New York, New York, September 25, 2017 - Blackstone (NYSE: BX) today announced that Blackstone Holdings Finance Co. L.L.C. (the “Company”) has commenced a cash tender offer for any and all of its 6.625% Senior Notes due 2019 (the “Notes”). The tender offer is being made on the terms and subject to the conditions set forth in the offer to purchase dated September 25, 2017 and the related letter of transmittal and notice of guaranteed delivery.
The tender offer will expire at 5:00 p.m., New York City time, on September 29, 2017, unless extended or earlier terminated as described in the offer to purchase (such time and date, as they may be extended, the “Expiration Time”).
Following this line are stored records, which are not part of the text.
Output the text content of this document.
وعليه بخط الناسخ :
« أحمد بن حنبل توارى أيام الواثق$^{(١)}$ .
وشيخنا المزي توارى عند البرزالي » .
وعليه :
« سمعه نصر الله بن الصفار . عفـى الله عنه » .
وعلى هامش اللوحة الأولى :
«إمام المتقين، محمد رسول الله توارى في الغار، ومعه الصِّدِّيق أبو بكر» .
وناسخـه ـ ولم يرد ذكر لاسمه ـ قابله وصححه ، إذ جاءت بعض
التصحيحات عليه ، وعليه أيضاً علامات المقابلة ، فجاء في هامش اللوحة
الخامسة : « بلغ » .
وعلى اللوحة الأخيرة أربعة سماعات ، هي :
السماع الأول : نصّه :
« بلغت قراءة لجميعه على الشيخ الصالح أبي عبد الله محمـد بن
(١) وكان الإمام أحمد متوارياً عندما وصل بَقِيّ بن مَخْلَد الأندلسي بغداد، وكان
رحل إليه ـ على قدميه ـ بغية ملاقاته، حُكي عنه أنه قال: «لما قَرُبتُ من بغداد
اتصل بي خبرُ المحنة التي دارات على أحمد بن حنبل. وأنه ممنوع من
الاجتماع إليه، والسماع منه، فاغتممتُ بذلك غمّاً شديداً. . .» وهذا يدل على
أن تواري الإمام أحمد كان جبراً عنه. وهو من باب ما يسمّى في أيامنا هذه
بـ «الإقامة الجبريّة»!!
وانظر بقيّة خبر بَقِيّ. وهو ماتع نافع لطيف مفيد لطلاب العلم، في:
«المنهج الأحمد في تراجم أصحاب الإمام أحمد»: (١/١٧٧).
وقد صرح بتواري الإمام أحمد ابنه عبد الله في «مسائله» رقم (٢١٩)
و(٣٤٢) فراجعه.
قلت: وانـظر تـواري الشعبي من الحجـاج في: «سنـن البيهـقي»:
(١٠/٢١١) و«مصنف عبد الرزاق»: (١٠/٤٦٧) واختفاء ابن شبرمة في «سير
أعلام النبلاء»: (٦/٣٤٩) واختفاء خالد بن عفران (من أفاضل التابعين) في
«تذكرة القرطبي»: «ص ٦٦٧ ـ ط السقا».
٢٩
Holders of the Notes who validly tender (and do not validly withdraw) their notes prior to the Expiration Time, or who deliver to the depositary a properly completed and duly executed notice of guaranteed delivery in accordance with the instructions described in the offer to purchase and who deliver Notes in accordance with such notice, will be eligible to receive in cash the Notes Consideration described below.
The “Notes Consideration” for each $1,000 principal amount of the Notes validly tendered and accepted for purchase pursuant to the tender offer will be determined by the dealer managers for the tender offer in the manner described in the offer to purchase by reference to the Fixed Spread for the Notes specified in the table above plus the yield based on the bid-side price of the U.S. Treasury Reference Security specified in the table above at 11:00 a.m., New York City time, on September 29, 2017, unless extended or the Offer is earlier terminated.
Holders will also receive accrued and unpaid interest on the Notes validly tendered and accepted for purchase from the August 15, 2017 interest payment date up to, but not including, the date the Company makes payment for such Notes, which date is anticipated to be October 2, 2017 (the “Settlement Date”).
Tendered notes may be withdrawn at any time at or prior to the earlier of (i) the Expiration Time, and (ii) if the tender offer is extended, the 10th business day after commencement of the tender offer; provided, however, that if the Company is required by law to permit withdrawal, then previously tendered Notes may be validly withdrawn to the extent required. In addition, tendered Notes may be withdrawn at any time after the 60th business day after the commencement of the tender offer if for any reason the offer has not been consummated within 60 business days after commencement of the tender offer. The Company reserves the right to terminate, withdraw or amend the tender offer at any time, subject to applicable law.
The tender offer is subject to the satisfaction or waiver of certain conditions, including the successful completion by the Company of a proposed debt financing transaction, the proceeds of which, together with cash on hand or available liquidity, will be sufficient to fund the repurchase of any and all outstanding Notes. If any Notes remain outstanding after the consummation of the tender offer, the Company expects (but is not obligated) to redeem such Notes in accordance with the terms and conditions set forth in the indenture governing the Notes; this press release does not constitute a notice of redemption under such indenture Notes.
The Company has engaged BofA Merrill Lynch, Citigroup Global Markets Inc. and Morgan Stanley & Co. LLC to act as joint lead dealer managers in connection with the tender offer, and has appointed Global Bondholder Services Corporation (“GBS”) to serve as the depositary and information agent for the tender offer.
For additional information regarding the terms of the tender offer, please contact BofA Merrill Lynch at 888-292-0070 (toll-free) or 980-387-3907 (collect), Citigroup at 800-558-3745 (toll-free) or 212-723-6106 (collect) or Morgan Stanley at 800-624-1808 (toll-free) or 212-761-1057 (collect). Questions regarding the tender offer should be directed to GBS at 212-430-3774 (banks and brokers) or 866-470-3700 (all others).
The complete terms and conditions of the tender offer are described in the offer to purchase and the related letter of transmittal and notice of guaranteed delivery. These documents are available at http://www.gbsc-usa.com/Blackstone/ and may also be obtained by contacting GBS by telephone.
None of the Company, the board of directors of Blackstone Group Management L.L.C., the dealer managers, GBS or the trustee for the Notes, or any of their respective affiliates, is making any recommendation as to whether holders should tender any Notes in response to the tender offer. Holders must make their own decision as to whether to tender any of their Notes and, if so, the principal amount of Notes to tender.
This announcement is not an offer to purchase or a solicitation of an offer to sell any securities and shall not constitute a notice of redemption under the indenture governing the Notes. The tender offer is being made solely by means of the offer to purchase and the related letter of transmittal and notice of guaranteed delivery.